The use of forced labor is not, however, restricted to the garlic industry. It also occurs in other Chinese supply chains. Of the 29 active withhold release orders that have been issued by the U.S., 23 are against Chinese sites.

Customers have found notes, hidden by prisoners, in goods sold in the U.K. and U.S. — from Christmas ornaments to socks. One note was found by a woman in Arizona after buying a Walmart-brand handbag last year. “Prisoners in the Yingshan Prison in Guangxi, China, are working 14 hours every day,” the handwritten note read in Chinese. “Whoever doesn’t finish his work will be beaten.… Being a prisoner in China is worse than being … a dog in the U.S.”

The letter was signed with the name of a man who was sentenced to serve 15 years in Yingshan Prison in 2012, according to local court records. Calls to Yingshan Prison confirmed that it has a department in charge of production and sales. Walmart confirmed that it has dropped a supplier who had been subcontracting from Yingshan Prison after investigating the issue.

But there are at least 55 prison companies whose registrations detailed all kinds of manufacturing and even construction work. Some explicitly had “prison” in the name, such as Jiangxi Province Prison Group. Others were owned by provincial prison bureaus, or were owned by the officials in charge of prison bureaus. Many describe themselves as being in the export industry — particularly those companies in the coastal export zones of Zhejiang, Jiangsu and Shandong.

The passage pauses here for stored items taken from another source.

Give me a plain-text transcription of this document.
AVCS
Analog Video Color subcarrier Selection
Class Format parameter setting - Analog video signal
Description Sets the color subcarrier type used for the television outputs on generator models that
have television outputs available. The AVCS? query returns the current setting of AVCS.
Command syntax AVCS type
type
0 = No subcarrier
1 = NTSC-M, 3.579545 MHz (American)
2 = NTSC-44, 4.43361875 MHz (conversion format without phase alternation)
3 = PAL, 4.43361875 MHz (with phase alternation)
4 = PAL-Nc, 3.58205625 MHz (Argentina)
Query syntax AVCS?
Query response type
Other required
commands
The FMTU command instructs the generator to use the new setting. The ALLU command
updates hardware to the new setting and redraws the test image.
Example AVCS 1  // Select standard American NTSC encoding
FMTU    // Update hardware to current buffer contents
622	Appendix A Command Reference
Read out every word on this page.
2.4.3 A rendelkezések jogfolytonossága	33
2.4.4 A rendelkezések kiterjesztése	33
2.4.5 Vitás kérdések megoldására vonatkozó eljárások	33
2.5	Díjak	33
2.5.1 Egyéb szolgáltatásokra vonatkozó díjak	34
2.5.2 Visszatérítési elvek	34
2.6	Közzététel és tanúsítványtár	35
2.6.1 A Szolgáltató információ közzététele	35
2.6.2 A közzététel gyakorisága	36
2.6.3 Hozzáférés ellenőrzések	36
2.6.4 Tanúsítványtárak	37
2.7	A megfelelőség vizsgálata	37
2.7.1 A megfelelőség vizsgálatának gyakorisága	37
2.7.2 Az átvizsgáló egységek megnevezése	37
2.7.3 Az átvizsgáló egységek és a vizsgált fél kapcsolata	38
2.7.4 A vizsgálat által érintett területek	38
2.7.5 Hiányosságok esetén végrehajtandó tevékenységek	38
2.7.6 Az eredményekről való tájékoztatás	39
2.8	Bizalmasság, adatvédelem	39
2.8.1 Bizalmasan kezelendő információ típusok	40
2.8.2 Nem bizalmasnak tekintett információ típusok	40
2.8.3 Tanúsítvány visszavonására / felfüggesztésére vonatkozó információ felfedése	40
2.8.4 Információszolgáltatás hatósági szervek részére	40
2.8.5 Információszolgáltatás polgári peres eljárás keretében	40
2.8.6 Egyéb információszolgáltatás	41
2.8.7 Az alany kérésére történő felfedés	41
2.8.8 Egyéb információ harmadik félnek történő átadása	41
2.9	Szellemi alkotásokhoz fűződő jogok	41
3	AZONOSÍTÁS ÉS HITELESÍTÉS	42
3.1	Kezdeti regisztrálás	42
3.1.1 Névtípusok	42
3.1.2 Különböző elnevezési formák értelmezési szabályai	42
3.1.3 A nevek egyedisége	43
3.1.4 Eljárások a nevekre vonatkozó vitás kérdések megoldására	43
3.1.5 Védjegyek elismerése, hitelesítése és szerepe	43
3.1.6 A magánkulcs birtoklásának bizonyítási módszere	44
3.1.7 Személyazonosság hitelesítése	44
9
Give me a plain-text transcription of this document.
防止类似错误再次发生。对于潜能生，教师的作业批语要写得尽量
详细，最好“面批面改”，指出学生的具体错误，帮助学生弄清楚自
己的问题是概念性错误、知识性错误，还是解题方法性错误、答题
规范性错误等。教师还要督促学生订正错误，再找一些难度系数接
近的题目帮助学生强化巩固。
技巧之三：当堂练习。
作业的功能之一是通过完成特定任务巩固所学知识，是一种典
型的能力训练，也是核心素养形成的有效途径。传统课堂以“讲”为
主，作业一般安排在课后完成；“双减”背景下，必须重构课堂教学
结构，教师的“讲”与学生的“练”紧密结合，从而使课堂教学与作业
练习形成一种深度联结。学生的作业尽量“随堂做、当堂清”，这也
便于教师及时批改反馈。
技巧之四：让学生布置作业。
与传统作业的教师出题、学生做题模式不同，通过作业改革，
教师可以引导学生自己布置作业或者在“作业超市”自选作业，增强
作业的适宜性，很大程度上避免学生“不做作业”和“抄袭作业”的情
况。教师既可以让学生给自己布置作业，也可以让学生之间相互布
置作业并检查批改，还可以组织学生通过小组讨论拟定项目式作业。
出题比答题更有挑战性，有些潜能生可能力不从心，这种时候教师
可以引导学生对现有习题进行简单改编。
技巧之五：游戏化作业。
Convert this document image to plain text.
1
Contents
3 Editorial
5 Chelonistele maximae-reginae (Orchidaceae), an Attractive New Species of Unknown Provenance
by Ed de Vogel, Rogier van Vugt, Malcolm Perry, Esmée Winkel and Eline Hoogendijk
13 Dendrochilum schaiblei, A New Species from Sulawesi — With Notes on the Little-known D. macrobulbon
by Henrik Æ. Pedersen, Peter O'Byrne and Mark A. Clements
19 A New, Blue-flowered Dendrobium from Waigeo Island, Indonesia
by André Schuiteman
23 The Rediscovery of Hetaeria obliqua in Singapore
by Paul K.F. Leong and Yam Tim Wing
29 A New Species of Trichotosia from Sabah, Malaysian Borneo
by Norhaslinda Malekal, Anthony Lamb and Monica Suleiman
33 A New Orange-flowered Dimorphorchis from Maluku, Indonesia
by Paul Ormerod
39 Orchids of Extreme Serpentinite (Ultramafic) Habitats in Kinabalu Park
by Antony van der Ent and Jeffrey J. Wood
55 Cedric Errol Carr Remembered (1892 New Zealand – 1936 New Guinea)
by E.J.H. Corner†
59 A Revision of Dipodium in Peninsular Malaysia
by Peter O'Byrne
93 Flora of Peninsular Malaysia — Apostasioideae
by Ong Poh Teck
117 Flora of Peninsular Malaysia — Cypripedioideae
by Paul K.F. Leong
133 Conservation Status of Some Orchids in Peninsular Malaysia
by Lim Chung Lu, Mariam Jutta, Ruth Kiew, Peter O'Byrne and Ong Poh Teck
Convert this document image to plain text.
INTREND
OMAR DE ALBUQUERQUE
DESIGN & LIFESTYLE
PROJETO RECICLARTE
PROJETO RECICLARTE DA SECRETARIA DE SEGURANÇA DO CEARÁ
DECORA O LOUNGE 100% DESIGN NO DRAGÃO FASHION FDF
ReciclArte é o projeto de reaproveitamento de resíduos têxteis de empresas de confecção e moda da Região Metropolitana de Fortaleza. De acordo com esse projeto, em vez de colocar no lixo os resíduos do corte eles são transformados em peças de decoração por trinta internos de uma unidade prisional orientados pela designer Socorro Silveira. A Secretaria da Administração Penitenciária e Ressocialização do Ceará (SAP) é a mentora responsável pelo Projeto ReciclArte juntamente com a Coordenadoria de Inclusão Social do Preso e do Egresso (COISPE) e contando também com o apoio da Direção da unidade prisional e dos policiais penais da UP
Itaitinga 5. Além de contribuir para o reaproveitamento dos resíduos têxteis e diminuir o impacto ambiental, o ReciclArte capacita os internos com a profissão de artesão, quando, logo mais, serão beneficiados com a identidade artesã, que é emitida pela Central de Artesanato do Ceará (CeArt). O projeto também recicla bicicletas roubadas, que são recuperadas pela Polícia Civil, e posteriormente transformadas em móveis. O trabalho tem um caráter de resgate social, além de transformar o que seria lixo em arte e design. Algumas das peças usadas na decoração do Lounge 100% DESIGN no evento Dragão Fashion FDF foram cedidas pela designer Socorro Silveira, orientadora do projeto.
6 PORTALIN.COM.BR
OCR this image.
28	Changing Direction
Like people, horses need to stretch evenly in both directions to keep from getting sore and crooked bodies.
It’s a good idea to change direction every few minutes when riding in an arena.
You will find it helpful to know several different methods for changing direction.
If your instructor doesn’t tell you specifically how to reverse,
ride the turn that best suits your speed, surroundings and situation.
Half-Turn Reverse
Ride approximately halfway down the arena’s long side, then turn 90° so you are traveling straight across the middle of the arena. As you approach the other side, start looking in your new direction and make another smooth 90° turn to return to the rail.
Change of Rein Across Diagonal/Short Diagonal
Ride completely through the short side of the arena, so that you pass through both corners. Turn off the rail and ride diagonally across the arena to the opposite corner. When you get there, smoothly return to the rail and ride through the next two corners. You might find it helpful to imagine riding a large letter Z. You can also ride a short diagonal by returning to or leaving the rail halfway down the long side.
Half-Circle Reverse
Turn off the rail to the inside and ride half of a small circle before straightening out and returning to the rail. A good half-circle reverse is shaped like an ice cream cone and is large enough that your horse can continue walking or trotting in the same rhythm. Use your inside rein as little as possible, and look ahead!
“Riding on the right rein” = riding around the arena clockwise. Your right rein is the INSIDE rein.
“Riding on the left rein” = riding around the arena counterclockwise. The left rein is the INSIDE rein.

Neither the Peixian detention center nor the Commerce Ministry responded to requests for comment on this story. The Ministry of Foreign Affairs declined to comment. “Prisons are run like companies, with their own sales teams,” says Li of China Labor Watch.


Unlike companies, prisons do not enforce labor law.

“We often needed to work from five in the morning to nine at night so the prison is able to make more money,” says one former convict who served five years in jail in Tonghua, Jilin province, where he made wreaths for export to South Korea. Another inmate, released from Yantai Prison in Shandong province last year after serving four years, also described a 5 a.m. to 8 p.m. workday with at most one rest day each month.

“We did nothing but work,” says the Yantai ex-prisoner, “there were no traces of life.” The prison holds 3,000 people, but, he says, he was part of a smaller team of 130 doing unskilled electronics work, bundling wires for electronics company Weihai Ruicao, which supplies the South Korean multinational LG.

LG confirmed that Weihai Ruicao was a supplier to another LG supplier, SL Electronics. LG has since said in a statement that: “SL Electronics severed its business relationship with Weihao Ruicao when SL was unable to obtain clear proof that they were in compliance with our code of conduct.”

Multinationals often rely on a series of local intermediaries and suppliers, who have an incentive to keep their use of prison labor secret. Detecting its use can be extremely difficult. Prisons do not print receipts or sign formal contracts, according to former prisoners, although some have sales departments that responded to telephone inquiries when we posed as buyers.

But for prisoners there is no choice. “The incentive for the prisoner is not monetary,” says one rights advocate who asked to remain anonymous. “Engaging in labor is a prerequisite for clemency in terms of sentence reduction or parole. Prisoners earn points for performing labor.”